Mobile users make up 15 percent of all Internet traffic, compared to 10 percent a year ago. With 71 percent of small business owners looking to increase their budgets for marketing over mobile devices, according to a recent AT&T survey, streamlining a web site for smartphones and tablets is crucial lest you lose that on-the-go investor.
To Keller, priority number one is making sure a site looks clear and visible on a mobile screen, with easy to see buttons where prospective clients can click to call an advisor or make an appointment. There should be a link to a mobile map so visitors can easily get directions to an office. On a web site, it’s common for people to scroll to the bottom of a screen to get to contact information. On a mobile site, that’s awkward.
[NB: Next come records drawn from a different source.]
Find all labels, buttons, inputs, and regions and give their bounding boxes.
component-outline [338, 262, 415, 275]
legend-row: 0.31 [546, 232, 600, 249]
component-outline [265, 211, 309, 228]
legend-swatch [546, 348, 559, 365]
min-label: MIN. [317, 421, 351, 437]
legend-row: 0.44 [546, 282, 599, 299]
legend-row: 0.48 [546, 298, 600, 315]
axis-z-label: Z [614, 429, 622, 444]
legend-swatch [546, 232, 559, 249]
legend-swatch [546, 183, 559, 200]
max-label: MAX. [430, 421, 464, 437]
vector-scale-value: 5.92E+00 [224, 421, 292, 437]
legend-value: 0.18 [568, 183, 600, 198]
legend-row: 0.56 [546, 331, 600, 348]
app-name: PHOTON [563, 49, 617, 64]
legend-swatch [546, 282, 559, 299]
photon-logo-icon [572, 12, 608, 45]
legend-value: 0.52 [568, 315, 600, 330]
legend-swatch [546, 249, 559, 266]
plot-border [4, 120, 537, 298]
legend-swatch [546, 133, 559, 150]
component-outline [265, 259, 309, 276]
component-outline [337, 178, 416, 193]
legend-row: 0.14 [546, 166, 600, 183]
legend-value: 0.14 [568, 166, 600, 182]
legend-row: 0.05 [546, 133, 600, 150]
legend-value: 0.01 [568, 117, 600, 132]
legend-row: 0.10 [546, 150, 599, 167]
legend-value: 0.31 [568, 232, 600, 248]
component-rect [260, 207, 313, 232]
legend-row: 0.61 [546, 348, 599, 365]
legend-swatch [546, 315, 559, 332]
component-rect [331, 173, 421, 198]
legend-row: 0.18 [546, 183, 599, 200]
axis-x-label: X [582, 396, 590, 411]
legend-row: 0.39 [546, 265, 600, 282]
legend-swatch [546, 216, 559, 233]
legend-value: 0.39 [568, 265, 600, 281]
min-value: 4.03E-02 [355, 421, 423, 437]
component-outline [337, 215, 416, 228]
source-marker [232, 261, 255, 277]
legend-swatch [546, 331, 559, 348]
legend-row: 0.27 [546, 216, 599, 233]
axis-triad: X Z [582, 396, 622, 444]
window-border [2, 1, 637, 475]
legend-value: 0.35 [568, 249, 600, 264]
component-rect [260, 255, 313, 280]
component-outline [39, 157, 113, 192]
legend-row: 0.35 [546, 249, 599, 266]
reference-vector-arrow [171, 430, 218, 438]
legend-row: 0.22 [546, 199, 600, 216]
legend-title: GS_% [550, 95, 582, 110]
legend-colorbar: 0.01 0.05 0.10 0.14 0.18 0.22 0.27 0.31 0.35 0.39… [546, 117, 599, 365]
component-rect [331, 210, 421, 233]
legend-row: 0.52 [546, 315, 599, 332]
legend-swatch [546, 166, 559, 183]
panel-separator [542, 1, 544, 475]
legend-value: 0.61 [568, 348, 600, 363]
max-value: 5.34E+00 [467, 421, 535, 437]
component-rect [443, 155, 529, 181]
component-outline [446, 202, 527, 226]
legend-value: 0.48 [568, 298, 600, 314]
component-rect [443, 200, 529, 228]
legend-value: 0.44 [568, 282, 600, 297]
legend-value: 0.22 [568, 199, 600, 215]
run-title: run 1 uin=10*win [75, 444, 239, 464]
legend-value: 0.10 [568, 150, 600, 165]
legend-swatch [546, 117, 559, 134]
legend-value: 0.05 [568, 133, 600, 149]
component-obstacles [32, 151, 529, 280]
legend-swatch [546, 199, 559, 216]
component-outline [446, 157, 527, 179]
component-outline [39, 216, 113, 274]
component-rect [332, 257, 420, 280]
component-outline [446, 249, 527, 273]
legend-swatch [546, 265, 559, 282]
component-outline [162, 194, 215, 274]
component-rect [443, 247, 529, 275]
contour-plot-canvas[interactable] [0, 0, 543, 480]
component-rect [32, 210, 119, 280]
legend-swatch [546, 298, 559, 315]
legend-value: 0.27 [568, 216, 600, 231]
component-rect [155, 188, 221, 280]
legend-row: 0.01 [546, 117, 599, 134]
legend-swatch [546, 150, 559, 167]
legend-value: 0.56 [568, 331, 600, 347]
“You want thumb-friendly buttons,” says Keller. “Fonts need to be easy to read, with a clean layout.”
Olivia Ballvé agrees that information needs to be easy to see, and load very quickly. The vice president of support and partnerships at the New York-based bMobilized encourages small business owners to either load up their web sites on their own phones, or use the firm’s free emulator to see first how fast the site comes up on a device. Desktop sites are optimized for much more bandwidth than phones, she says, meaning a site that loads in just two to three seconds on your Mac might take up to 15 seconds on your iPhone.
“So the first thing we’re doing is stripping down [the site] so it can load faster,” she says. “You lose 75 percent of your prospective customers if a site doesn’t load in five seconds or less.”
For financial advisors, a mobile-friendly site is crucial particularly with current clients referring friends. If a prospect pulls up the link on a phone at an afternoon barbecue or a weekend dinner party — a slow site is a lost opportunity. Igor Faletski, CEO of the Vancouver-based Mobify, which helps brands translate to a mobile environment, should know — his sister is an advisor.
To him, a mobile site should look and feel just like a mobile app. In particular, visitors don’t want to have to pinch or zoom into a screen to see information. Today, sites are best designed when they respond intuitively to the screen they are on — optimized for a PC, a tablet, a mini-tablet or a smartphone instantly. The best design is one that’s effortless to the user, believes Faletski.
“Consumers are biased against web sites that aren’t mobile friendly,” he says. “Businesses should think if they’re in the business of good service or not. And everyone in business should think they’re in the customer service business.”